For the last fifteen hundred years, every evening, every day of the year, in all Benedictine and other monasteries around the world, prayers rise like evening incense in thanksgiving for the day that is coming to its natural end. Where morning Lauds sings praise for new birth and creation, Vespers is poignant farewell to daylight, and to life itself. Yet it is also a time of hushed and hopeful anticipation.

Each Sunday evening, the Camaldolese sing of this "homeland of our hope," as St. Aelred of Rievaulx puts it, that lies beyond the edges of the horizon and the last flare of the sinking sun: "O Radiant Light, O holy Glory of God the immortal blessed Father in heaven. O Christ Jesus! Now as the sunset comes upon us and we see the evening lights, we praise God, Father, Son and Holy Spirit! It is right at all times to sing your praise with all the universe, O Son of God: you are the Life of the world!"

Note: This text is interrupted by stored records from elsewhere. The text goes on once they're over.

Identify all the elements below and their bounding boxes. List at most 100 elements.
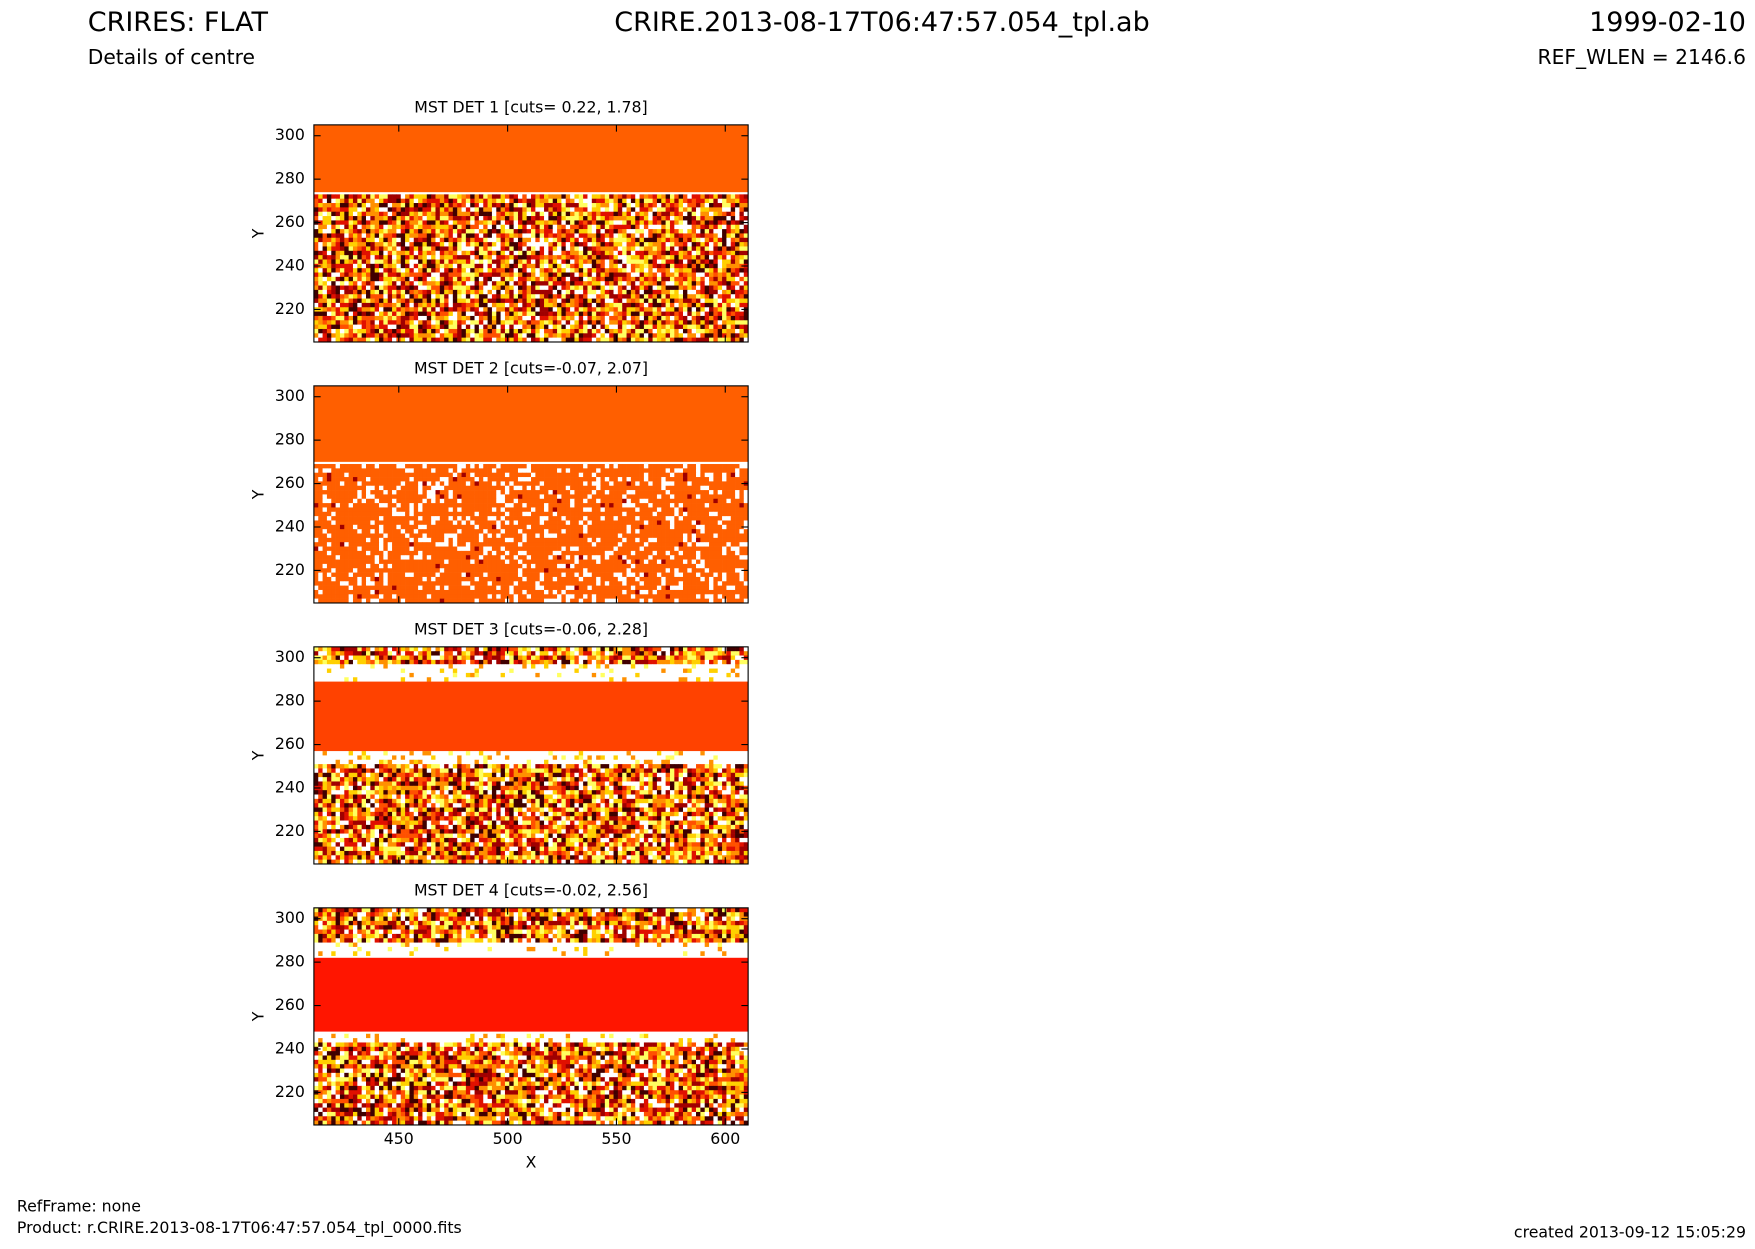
noise-pixel — [614, 494, 619, 499]
noise-pixel — [444, 499, 449, 504]
noise-pixel — [553, 281, 558, 286]
noise-pixel — [735, 507, 740, 512]
noise-pixel — [405, 294, 410, 299]
noise-pixel — [614, 251, 619, 256]
noise-pixel — [718, 303, 723, 308]
noise-pixel — [414, 464, 419, 469]
noise-pixel — [713, 273, 718, 278]
noise-pixel — [622, 225, 627, 230]
noise-pixel — [353, 220, 358, 225]
noise-pixel — [431, 473, 436, 478]
noise-pixel — [414, 294, 419, 299]
noise-pixel — [713, 499, 718, 504]
noise-pixel — [553, 512, 558, 517]
noise-pixel — [609, 499, 614, 504]
noise-pixel — [705, 194, 710, 199]
noise-pixel — [605, 325, 610, 330]
noise-pixel — [475, 233, 480, 238]
noise-pixel — [722, 273, 727, 278]
noise-pixel — [561, 229, 566, 234]
noise-pixel — [579, 477, 584, 482]
noise-pixel — [592, 464, 597, 469]
noise-pixel — [666, 233, 671, 238]
noise-pixel — [475, 203, 480, 208]
noise-pixel — [479, 242, 484, 247]
noise-pixel — [353, 225, 358, 230]
noise-pixel — [644, 281, 649, 286]
noise-pixel — [457, 494, 462, 499]
noise-pixel — [653, 216, 658, 221]
noise-pixel — [488, 220, 493, 225]
noise-pixel — [618, 255, 623, 260]
noise-pixel — [726, 233, 731, 238]
noise-pixel — [731, 233, 736, 238]
noise-pixel — [553, 520, 558, 525]
noise-pixel — [570, 468, 575, 473]
noise-pixel — [527, 277, 532, 282]
noise-pixel — [362, 246, 367, 251]
noise-pixel — [587, 494, 592, 499]
noise-pixel — [666, 277, 671, 282]
noise-pixel — [488, 277, 493, 282]
noise-pixel — [331, 273, 336, 278]
noise-pixel — [340, 212, 345, 217]
noise-pixel — [640, 333, 645, 338]
noise-pixel — [739, 468, 744, 473]
noise-pixel — [505, 503, 510, 508]
noise-pixel — [401, 320, 406, 325]
noise-pixel — [592, 290, 597, 295]
noise-pixel — [531, 329, 536, 334]
noise-pixel — [739, 277, 744, 282]
noise-pixel — [379, 473, 384, 478]
noise-pixel — [557, 333, 562, 338]
noise-pixel — [687, 307, 692, 312]
noise-pixel — [405, 520, 410, 525]
noise-pixel — [726, 481, 731, 486]
noise-pixel — [409, 242, 414, 247]
noise-pixel — [479, 494, 484, 499]
noise-pixel — [670, 499, 675, 504]
noise-pixel — [596, 225, 601, 230]
noise-pixel — [470, 277, 475, 282]
noise-pixel — [635, 294, 640, 299]
noise-pixel — [457, 225, 462, 230]
noise-pixel — [522, 294, 527, 299]
noise-pixel — [531, 251, 536, 256]
noise-pixel — [535, 286, 540, 291]
noise-pixel — [509, 329, 514, 334]
noise-pixel — [696, 312, 701, 317]
noise-pixel — [475, 307, 480, 312]
noise-pixel — [726, 486, 731, 491]
noise-pixel — [696, 320, 701, 325]
noise-pixel — [653, 499, 658, 504]
noise-pixel — [661, 490, 666, 495]
noise-pixel — [614, 512, 619, 517]
noise-pixel — [431, 216, 436, 221]
noise-pixel — [405, 216, 410, 221]
noise-pixel — [627, 312, 632, 317]
noise-pixel — [327, 286, 332, 291]
noise-pixel — [718, 203, 723, 208]
noise-pixel — [666, 464, 671, 469]
noise-pixel — [362, 255, 367, 260]
noise-pixel — [379, 216, 384, 221]
noise-pixel — [514, 199, 519, 204]
noise-pixel — [592, 312, 597, 317]
noise-pixel — [344, 229, 349, 234]
noise-pixel — [323, 307, 328, 312]
noise-pixel — [666, 507, 671, 512]
noise-pixel — [605, 516, 610, 521]
noise-pixel — [700, 212, 705, 217]
noise-pixel — [405, 529, 410, 534]
noise-pixel — [522, 494, 527, 499]
noise-pixel — [631, 203, 636, 208]
noise-pixel — [622, 281, 627, 286]
noise-pixel — [353, 212, 358, 217]
noise-pixel — [370, 251, 375, 256]
noise-pixel — [505, 194, 510, 199]
noise-pixel — [522, 333, 527, 338]
noise-pixel — [631, 325, 636, 330]
noise-pixel — [739, 281, 744, 286]
noise-pixel — [349, 312, 354, 317]
noise-pixel — [661, 246, 666, 251]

I often find myself close to weeping during Vespers: it is a daily reminder that everyone and everything I love is fragile, mutable, and passing. But at the same time--and this, perhaps, is what really accounts for those trembling tears--it is a powerful symbol of the promise of Christ that though we die, yet shall we live.

1 comment:

Chris and Debi Lorenc said...

I love vespers, too, Paula. It's the hour I most often celebrate on my own. Do you know Brother David Steindl-Rast's "Music of Silence: A Sacred Journey Through the Hours of the Day"? It accompanies a Gregorian chant CD. What I love about Brother David's little text is how he relates each liturgical hour to our own necessary "natural" rhythms in the day.